If you go to enough concerts, it’s bound to happen to you every now and then: the programme includes a work that you weren’t particularly looking forward to, and the performers blow you away, utterly transforming your view of the piece. In this case, the performers were Camerata Bern and the work was Bartók’s Divertimento for strings.
I have to confess to being rather hit and miss with Bartók: sometimes I get it, sometimes I don’t. I listened to a recording of the Divertimento a couple of times before coming here and it left me completely cold. I wasn’t the only one: my next door neighbour was muttering things about not being too sure about the Bartók and hoping it would be OK.
Camerata Bern’s playing was a revelation. I found myself constructing an inner narrative about the piece: the composer is trying to write a light hearted divertissement but is continually interrupted by fears and inner demons, which keep rising to the front of the music: the composer bats the demons away but they keep returning. As the work progresses, particularly in the second movement, the anguish ratchets up. This is a piece of music written by someone very, very frightened about the future, and since the work was written in 1939, the fear was well founded.
What made the performance so fantastic was the vitality of the happy components juxtaposed with the searing power of the interruptions in a variety of a dozen different textures, ending with an extraordinary pizzicato section. These qualities come from musicians absolutely at the top of their game playing with total togetherness and confidence in each other. The audience was mesmerised; the doubters (my neighbour and I amongst them) totally converted. Maybe there was something in the air: Bartòk composed the work in a house around 50 metres from Saanen church, during a visit to Gstaad.
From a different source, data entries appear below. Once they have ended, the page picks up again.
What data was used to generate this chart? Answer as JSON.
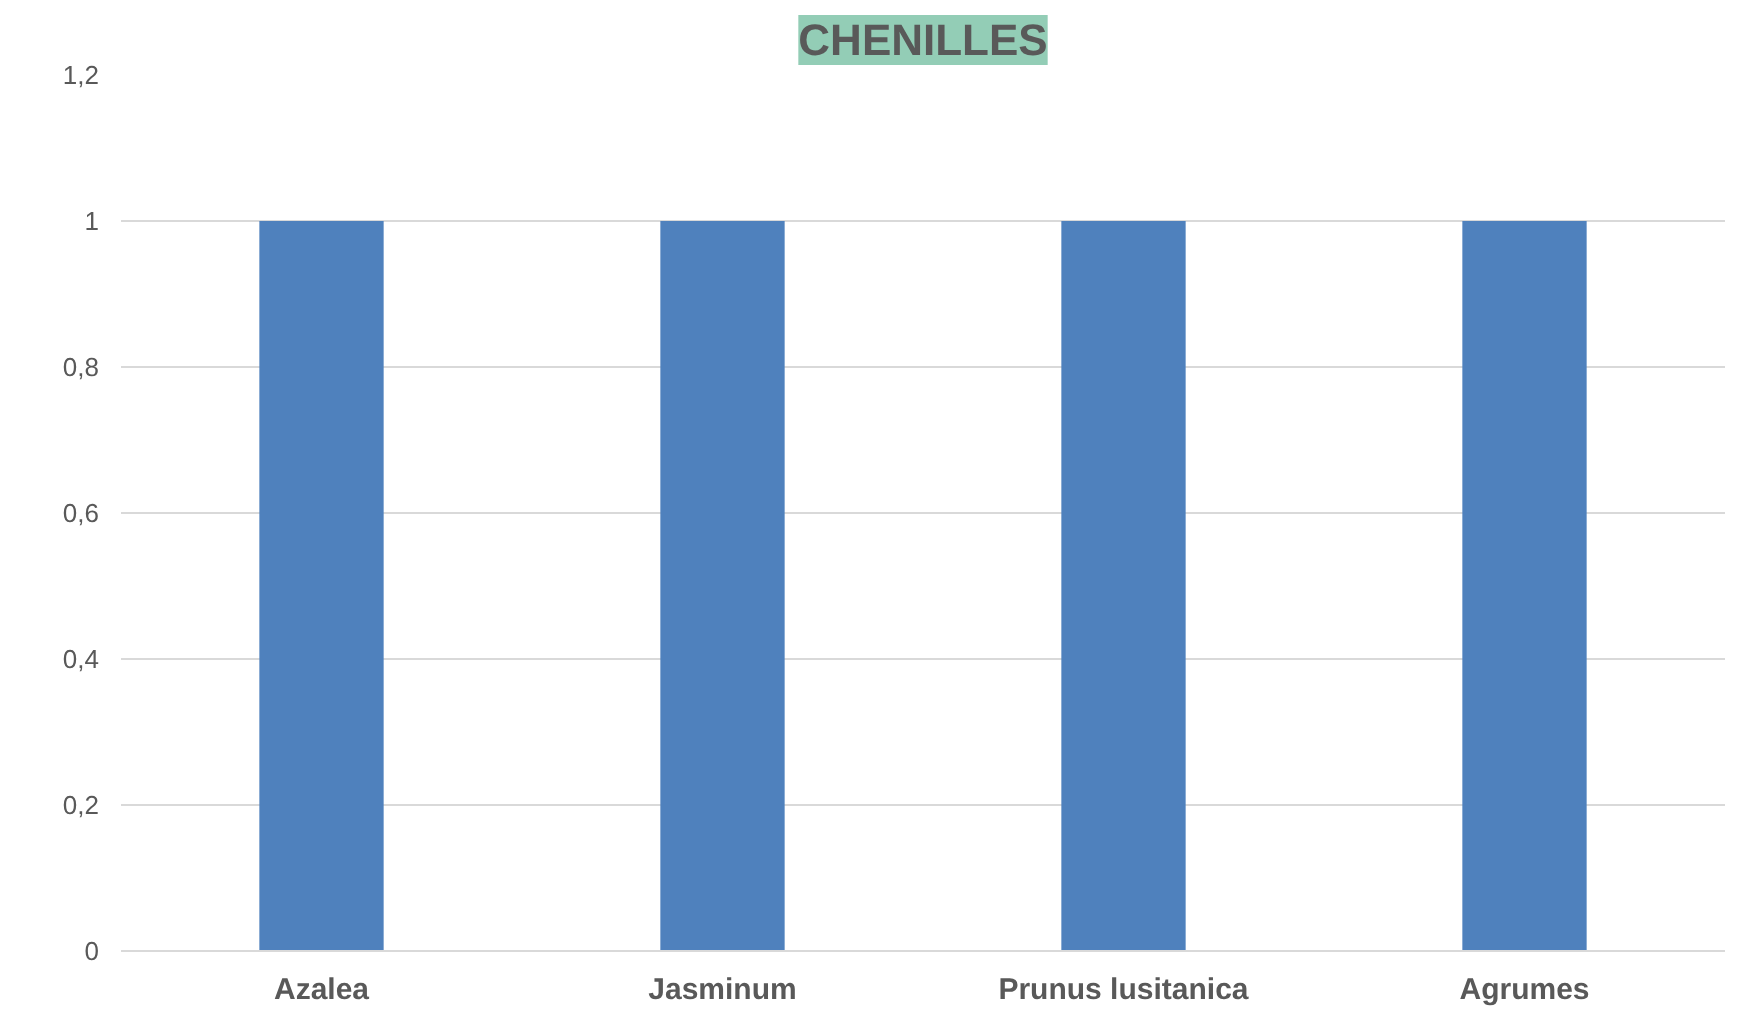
{
  "chart_data": {
    "type": "bar",
    "title": "CHENILLES",
    "categories": [
      "Azalea",
      "Jasminum",
      "Prunus lusitanica",
      "Agrumes"
    ],
    "values": [
      1,
      1,
      1,
      1
    ],
    "color": "#4f81bd",
    "ylim": [
      0,
      1.2
    ],
    "yticks": [
      0,
      {
        "value": 0.2,
        "label": "0,2"
      },
      {
        "value": 0.4,
        "label": "0,4"
      },
      {
        "value": 0.6,
        "label": "0,6"
      },
      {
        "value": 0.8,
        "label": "0,8"
      },
      1,
      {
        "value": 1.2,
        "label": "1,2"
      }
    ],
    "grid": "y"
  }
}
The concert started with the Bach double violin concerto. This could not have been more different from the three Bach concerti in this same church the previous evening, in spite of being played by a similarly sized ensemble. Camerata Bern play on modern instruments with a string lineup including three violas, two cellos and double bass, compared with I Barocchisti’s period instruments and just one viola, one cello and viola da gamba. Both ensembles were excellent in following Bach’s contrapuntal lines, but where I Barocchisti were delicate and precise, Camerata Bern were vivid and muscular.